L’arrivée de ces acteurs privés ou leur prise d’importance revêt plusieurs formes. L’une d’entre elles est la surveillance urbaine (cf. document 5 p. 18). En effet, les villes dites intelligentes ou l’affirmation des technologies numériques dans les espaces urbains reposent souvent sur un discours de sécurisation de ces espaces. Les acteurs urbains justifient la multiplication des caméras de surveillance et le perfectionnement de la reconnaissance faciale comme des moyens d’assurer l’ordre et la sécurité en ville, parfois au nom de la lutte contre le terrorisme (Royaume-uni), parfois comme outil d’une gouvernance autoritaire (Chine). Ainsi, on estime que les revenus du marché de la surveillance urbaine connaîtront une croissance d’au moins 33 % entre 2018 et 2022, et que le nombre de caméras de vidéosurveillance dans le monde passera de 770 millions en 2020 à plus d’un milliard en 2021. La multiplication des technologies numériques en ville n’est pas sans provoquer des effets sur l’environnement. Cela rejoint les projets de smart city ou de ville intelligente, dont l’empreinte matérielle et territoriale est très forte dans les espaces urbains. Une smart city repose en effet sur la collecte de données afin de planifier et de gérer plus efficacement un espace urbain, en particulier les flux (de transport, d’énergie, d’eau, de déchets).

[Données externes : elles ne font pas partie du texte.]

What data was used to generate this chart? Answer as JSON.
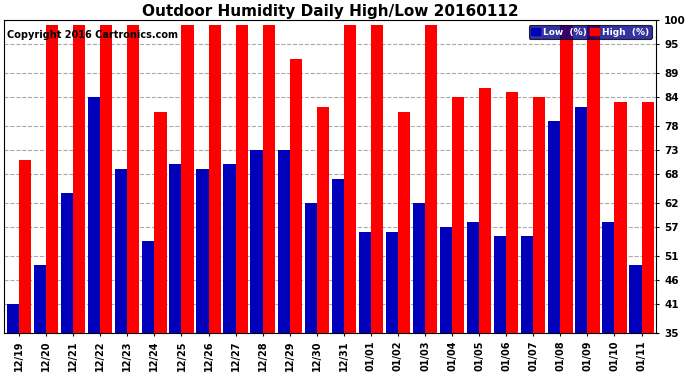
{
  "title": "Outdoor Humidity Daily High/Low 20160112",
  "copyright": "Copyright 2016 Cartronics.com",
  "categories": [
    "12/19",
    "12/20",
    "12/21",
    "12/22",
    "12/23",
    "12/24",
    "12/25",
    "12/26",
    "12/27",
    "12/28",
    "12/29",
    "12/30",
    "12/31",
    "01/01",
    "01/02",
    "01/03",
    "01/04",
    "01/05",
    "01/06",
    "01/07",
    "01/08",
    "01/09",
    "01/10",
    "01/11"
  ],
  "high": [
    71,
    99,
    99,
    99,
    99,
    81,
    99,
    99,
    99,
    99,
    92,
    82,
    99,
    99,
    81,
    99,
    84,
    86,
    85,
    84,
    99,
    99,
    83,
    83
  ],
  "low": [
    41,
    49,
    64,
    84,
    69,
    54,
    70,
    69,
    70,
    73,
    73,
    62,
    67,
    56,
    56,
    62,
    57,
    58,
    55,
    55,
    79,
    82,
    58,
    49
  ],
  "ymin": 35,
  "ylim": [
    35,
    100
  ],
  "yticks": [
    35,
    41,
    46,
    51,
    57,
    62,
    68,
    73,
    78,
    84,
    89,
    95,
    100
  ],
  "bar_color_high": "#ff0000",
  "bar_color_low": "#0000bb",
  "background_color": "#ffffff",
  "grid_color": "#aaaaaa",
  "title_fontsize": 11,
  "copyright_fontsize": 7,
  "legend_high_label": "High  (%)",
  "legend_low_label": "Low  (%)"
}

Cela peut concerner aussi bien un quartier, comme à Malmö (Suède), qu’une ville entière, telle Masdar City (Émirats arabes unis). Ces modèles reposent sur la multiplication des capteurs afin de collecter les données. Mais ils génèrent des controverses sur leur caractère écologique. Les capteurs et les réseaux numériques ont ainsi une empreinte matérielle et territoriale : l’efficacité recherchée de certains flux est au prix d’un accroissement de l’usage d’autres ressources et est souvent assez éloignée de la sobriété écologique. L’accumulation de données représente aussi un défi : il faut stocker les téraoctets ou pétaoctets collectés chaque jour, et des infrastructures pour permettre à ces flux d’informations toujours plus nombreux de circuler (cf. document 6 p. 19).
La ville ultra-connectée produit ses espaces particuliers, avec le développement de data centers, dont l’emprise sur les espaces urbains est toujours plus importante. Elle vient de ce fait renforcer certaines tensions sur les marchés foncier et immobilier, soulignant son caractère à la fois matériel et social.
DES VILLES VULNÉRABLES ?
En ce début de XXIE siècle, alors que les villes apparaissent comme le fondement de la structuration de l’espace mondial, elles peuvent aussi être vulnérables, ce qui semble accentué dans un contexte de changement climatique. Les espaces urbains peuvent ainsi être exposés au risque de réchauffement des températures, avec des extrêmes comme à Qurayyat (est d’oman), où l’on a relevé en juin 2018 la plus haute température minimale jamais mesurée : 51 heures consécutives sans que celle-ci passe sous les 41,9° Celsius. Ce cas est à la fois extrême et de moins en moins isolé. En effet, le Moyen-orient fait office de laboratoire à ciel ouvert sur ce sujet, et les températures moyennes des villes de cette région sont amenées à augmenter deux à trois fois plus vite que la moyenne mondiale, rendant plus sévères encore les effets de surchauffe. Toutefois, certaines villes nord-américaines, russes, chinoises ou ouest-européennes ont également connu des vagues de chaleur longues et intenses au cours de la décennie 2010. À ce défi de la hausse des températures s’ajoutent d’autres phénomènes ; parmi eux, la montée des eaux pourrait avoir des effets majeurs sur l’existence même d’un certain nombre de villes. Ainsi, en Floride, Miami ou Jacksonville pourraient disparaître, et une élévation plus forte menacerait St. Petersburg et Tampa (cf. carte 7 p. 20). Certaines autorités locales mettent en place des plans d’adaptation ou de résilience, même si cela passe souvent par la multiplication d’ouvrages de protection, dont l’efficacité reste à prouver.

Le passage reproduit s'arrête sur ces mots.